I do not have any authority to lean into.
I have empty pockets where parents used to advise their children.
I do not have any maps, myths, or mother wisdom for you.
I can fix your breakfast, but not the culture.
And when you ask about how to be a good person,
I cannot lie to you.
Everything you touch in a day is in some way bloodied.
You have been born into an edgeless violence.
But I will not judge or measure you
Against a bygone metric.
I’m here too, ready to learn with you,
Unsure how to be or who to be.
I can only read fragments of your worry
As the future is a horizon of confusion.
I cannot protect you,
And yet it is my only job,
Aching as I witness from this side of the hourglass.
Other generations of parents knew the outlines:
School, career, family, and retirement.
But your life will be another shape entirely,
Forming in the fractures.
When you say you need a goal,
I offer you an expired ticket.
Superficial memes roll off the tongue
Right into your detector.
Success in the existing system is not going to do you much good.
Your integrity is your rage,
And I will nourish it.
Your dignity is your curiosity,
And I am tiny beside it.
Your courage is your pain,
And I will sing to it with you.
We will riot together.
We will notice the nuance of small graces in the day.
We will wash the grit of loss for each other.
I am your mama,
And your future is the story of a storm.
I am your cabin,
Your boots,
Your rucksack.
—Nora Bateson. Combining. Triarchy Press.
Reflections from Apolline:
The environmental polycrisis has been what I think about and work on for more than 20 years now. I was committed before I became a parent, but the commitment changed texture when my daughter came. My heart felt elated and understood when I read Nora Bateson’s poem, it shone a light on all the breaks I forgot to notice. And I love its invitation, to ground oneself in care, in curiosity, in courage, in presencing – and to better meet the others from this grounding. The title is “Mama Now” but the invitation goes far beyond parenting – or maybe it just reaches to all parenting, that goes so far beyond a relationship with one’s children. It is about a way to show up in the world.
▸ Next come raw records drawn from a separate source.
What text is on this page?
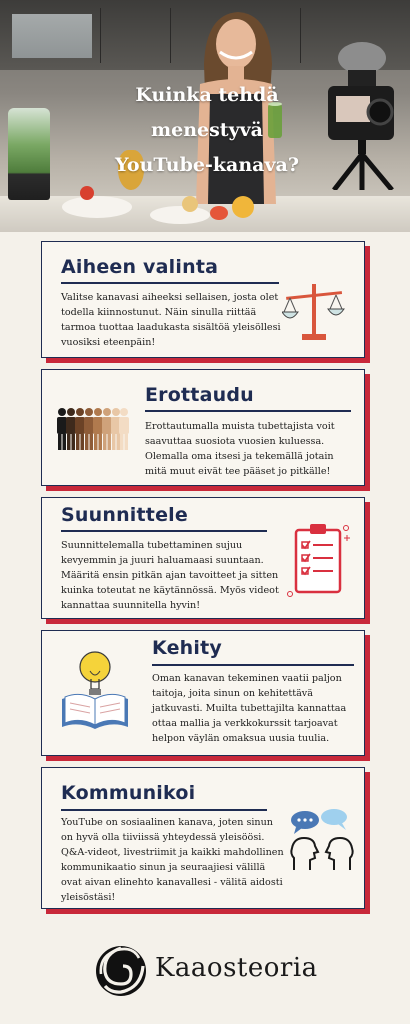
Kuinka tehdä
menestyvä
YouTube-kanava?
Aiheen valinta

Valitse kanavasi aiheeksi sellaisen, josta olet todella kiinnostunut. Näin sinulla riittää tarmoa tuottaa laadukasta sisältöä yleisöllesi vuosiksi eteenpäin!

Erottaudu

Erottautumalla muista tubettajista voit saavuttaa suosiota vuosien kuluessa. Olemalla oma itsesi ja tekemällä jotain mitä muut eivät tee pääset jo pitkälle!

Suunnittele

Suunnittelemalla tubettaminen sujuu kevyemmin ja juuri haluamaasi suuntaan. Määritä ensin pitkän ajan tavoitteet ja sitten kuinka toteutat ne käytännössä. Myös videot kannattaa suunnitella hyvin!

Kehity

Oman kanavan tekeminen vaatii paljon taitoja, joita sinun on kehitettävä jatkuvasti. Muilta tubettajilta kannattaa ottaa mallia ja verkkokurssit tarjoavat helpon väylän omaksua uusia tuulia.

Kommunikoi

YouTube on sosiaalinen kanava, joten sinun on hyvä olla tiiviissä yhteydessä yleisöösi. Q&A-videot, livestriimit ja kaikki mahdollinen kommunikaatio sinun ja seuraajiesi välillä ovat aivan elinehto kanavallesi - välitä aidosti yleisöstäsi!

Kaaosteoria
And this is where Rich Rubin’s text comes in, with what I see as the same call. Being an artist, whatever it is that you do, because you are driven by your intention to make something better so much that it shapes what you do and who you are.
Maybe the reason why those texts call me so much is because they oppose legal culture so much. The idea that law (and lawyering) is neutral, out the realm of emotion, a-political. Myths that can be useful, but disappear when you pay attention. And in their place, one can recover agency, imagination and justice. But only if grounded in care, curiosity, courage, presencing and the desire to make something continuously better.
There is a final call in Nora Bateson’s book which I love – Combining. The realisation that we all have a unique chemical mix of ingredients gathered by our being and our interactions with the world. This is the strength we can bring, multiplied when we combine it with the specific combination held by others. I am a lawyer working for a legal activist organisation. But my legal practice is informed by so much more than my legal education, and enriched anytime a non-lawyer joins. I am curious to see what will come out of our combination.
Questions to the students:
- What do you combine and what do you want to add to the mix?
- When you hear “law” what images and emotions come to you? What is your understanding of law and the legal system?
- What do you care about?
- What special thing do you see that you will always stay curious about because you care?
- What will you try to make better?
- What comes up to you if I am asking you – what if you contributed to unlocking legal power for what you care about?